From the roots of the white toluache lilies
Make me a strong medicine
That will drown my scorching spirit-fire
And empty my hands of their fulness.
Beat your sacred turtle drums
Loud and threateningly.
Drive back to the fear peopled forest
Of the far and dread Shadow Land
The flaming ghost of the fire bird
And the white flower of the still water.
Heal me of the dread head-sickness
Like the midsummer madness
Of foaming-mouthed quiota.
I, Yiada, proud daughter of the fierce Canawacs,
I, mate of the Brave, Star Face,
Chief of a forest of wigwams,
With ponies like the sands of the sea, have said it.
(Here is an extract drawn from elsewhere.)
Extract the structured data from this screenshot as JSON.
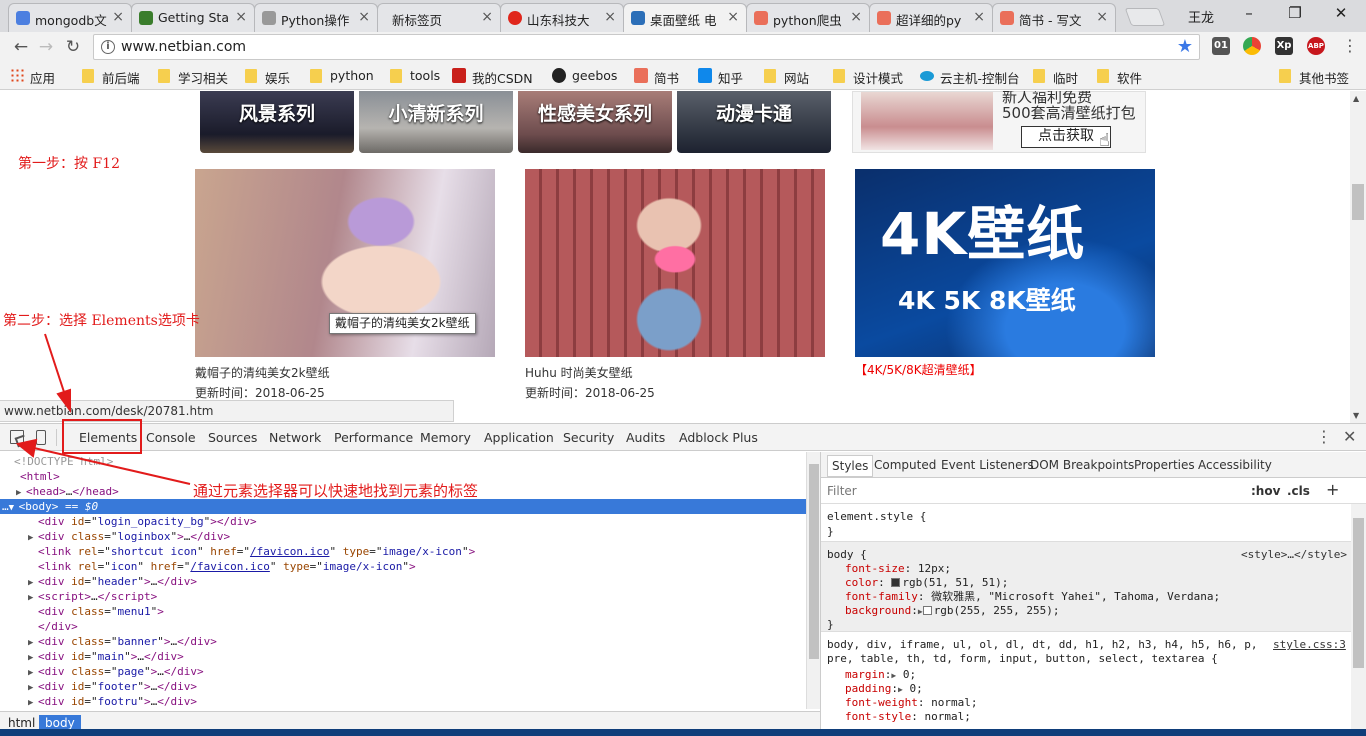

Hear me, for the healing of my sickened spirit!
Where the triumphant blue sea water,
Sky-gold all day in the slanting sunlight,
Silver-white in the uncertain moonlight,
Teases the pale sands of the craggy beaches,
Lay the lodge of my Father, White Wolf,
The savage hunter of beast and enemy,
First at the kill, Chief of great wealth,
Next in power to the high Sachem,
Chief of all Chiefs.
Many were the strong sons
Who sprang from White Wolf's loins—
I, Yiada, his one daughter, pride of Falcon Eye,
His daring chieftainess, from the far Mandanas.